The significant changes that are brought :

  • To streamline the regulatory process, the aim is to create host of new agencies (with the help or mergers and removals)
  • Institutations which poses systematic risks need to be oversaught increasingly.
  • Amending,changing and improving transparency in federal reserve act .
  • The act emphasize on rigourous standards and supervisions to protect the economy and American consumers.

With Volker Act (Part of Dodd frank Act ) in practice, the banks are suppose to limit speculaative trading and eliminate proprietary trading thus making it difficult for the banks to be profitable.

It also regulates financial firms use of derivatives to restrict banks from taking larger risks which might wreak havoc in the financial system. IT also contains provsion in regulating credit default swap which was the major cause of 2008 sub prime crisis.

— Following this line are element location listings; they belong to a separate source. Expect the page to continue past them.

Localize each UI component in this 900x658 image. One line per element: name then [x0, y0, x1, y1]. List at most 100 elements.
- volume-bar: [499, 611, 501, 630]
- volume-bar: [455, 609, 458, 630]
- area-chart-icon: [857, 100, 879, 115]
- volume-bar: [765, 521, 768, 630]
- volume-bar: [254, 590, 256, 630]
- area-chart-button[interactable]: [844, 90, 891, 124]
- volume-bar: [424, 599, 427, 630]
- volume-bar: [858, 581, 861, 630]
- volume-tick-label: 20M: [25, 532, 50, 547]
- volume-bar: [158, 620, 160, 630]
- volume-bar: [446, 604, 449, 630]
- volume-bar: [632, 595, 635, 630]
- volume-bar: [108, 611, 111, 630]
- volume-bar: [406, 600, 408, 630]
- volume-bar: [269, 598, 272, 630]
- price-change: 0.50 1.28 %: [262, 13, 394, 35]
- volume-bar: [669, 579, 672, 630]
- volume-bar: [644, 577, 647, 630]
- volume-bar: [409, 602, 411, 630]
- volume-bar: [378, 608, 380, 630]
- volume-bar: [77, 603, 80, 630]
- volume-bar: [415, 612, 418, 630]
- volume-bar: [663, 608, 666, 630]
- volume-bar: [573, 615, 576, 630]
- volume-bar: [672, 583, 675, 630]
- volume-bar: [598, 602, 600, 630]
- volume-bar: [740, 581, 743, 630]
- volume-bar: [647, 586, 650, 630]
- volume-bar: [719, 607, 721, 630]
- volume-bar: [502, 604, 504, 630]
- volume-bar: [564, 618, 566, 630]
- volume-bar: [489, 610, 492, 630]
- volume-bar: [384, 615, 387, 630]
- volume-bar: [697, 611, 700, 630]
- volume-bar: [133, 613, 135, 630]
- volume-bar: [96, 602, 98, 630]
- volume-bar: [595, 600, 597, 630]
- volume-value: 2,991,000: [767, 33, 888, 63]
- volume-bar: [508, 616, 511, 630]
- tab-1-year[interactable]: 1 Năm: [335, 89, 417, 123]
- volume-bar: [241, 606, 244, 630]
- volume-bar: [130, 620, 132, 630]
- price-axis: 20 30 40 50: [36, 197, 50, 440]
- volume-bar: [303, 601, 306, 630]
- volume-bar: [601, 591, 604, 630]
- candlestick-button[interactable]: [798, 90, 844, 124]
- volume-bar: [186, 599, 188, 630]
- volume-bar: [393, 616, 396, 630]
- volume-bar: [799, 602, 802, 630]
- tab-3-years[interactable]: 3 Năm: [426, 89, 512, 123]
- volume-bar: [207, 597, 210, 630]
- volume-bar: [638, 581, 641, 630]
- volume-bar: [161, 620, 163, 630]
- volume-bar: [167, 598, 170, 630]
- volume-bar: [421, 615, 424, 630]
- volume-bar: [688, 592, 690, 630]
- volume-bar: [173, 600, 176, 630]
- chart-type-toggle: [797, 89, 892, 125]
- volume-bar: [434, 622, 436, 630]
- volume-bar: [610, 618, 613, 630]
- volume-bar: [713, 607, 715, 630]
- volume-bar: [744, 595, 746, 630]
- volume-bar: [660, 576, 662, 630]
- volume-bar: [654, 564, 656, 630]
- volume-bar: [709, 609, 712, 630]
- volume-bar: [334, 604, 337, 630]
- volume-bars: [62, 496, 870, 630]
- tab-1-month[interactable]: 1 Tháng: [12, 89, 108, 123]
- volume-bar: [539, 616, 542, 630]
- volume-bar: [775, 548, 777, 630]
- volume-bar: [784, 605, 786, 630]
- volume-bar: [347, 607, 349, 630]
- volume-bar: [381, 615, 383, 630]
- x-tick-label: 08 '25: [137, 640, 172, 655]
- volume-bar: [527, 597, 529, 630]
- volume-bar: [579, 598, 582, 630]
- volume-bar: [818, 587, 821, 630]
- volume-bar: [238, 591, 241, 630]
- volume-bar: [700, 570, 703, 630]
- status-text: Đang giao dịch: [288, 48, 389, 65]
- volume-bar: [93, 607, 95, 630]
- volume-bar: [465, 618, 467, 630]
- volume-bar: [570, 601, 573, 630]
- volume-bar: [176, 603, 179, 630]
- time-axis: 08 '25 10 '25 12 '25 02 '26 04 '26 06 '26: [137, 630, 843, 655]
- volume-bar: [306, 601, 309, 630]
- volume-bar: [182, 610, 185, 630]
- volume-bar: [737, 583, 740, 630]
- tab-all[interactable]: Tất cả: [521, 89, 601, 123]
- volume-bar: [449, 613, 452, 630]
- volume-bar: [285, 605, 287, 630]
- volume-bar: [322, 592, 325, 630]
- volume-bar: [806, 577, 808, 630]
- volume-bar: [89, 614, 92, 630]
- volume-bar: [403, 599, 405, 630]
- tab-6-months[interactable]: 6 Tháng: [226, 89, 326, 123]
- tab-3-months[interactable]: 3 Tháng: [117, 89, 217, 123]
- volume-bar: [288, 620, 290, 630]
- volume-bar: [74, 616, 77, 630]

However, the community banks are at a loss because of the act as the regulations would be too stringent for them.The limited capacity would make take them out of the standardized financial modelling , might face a surge in the operational cost, unclear consequences, hampered potential growth and a reduction in the net income etc.

The difficulties are enormous for small banks which had little to do with the sub prime crisis or great depression.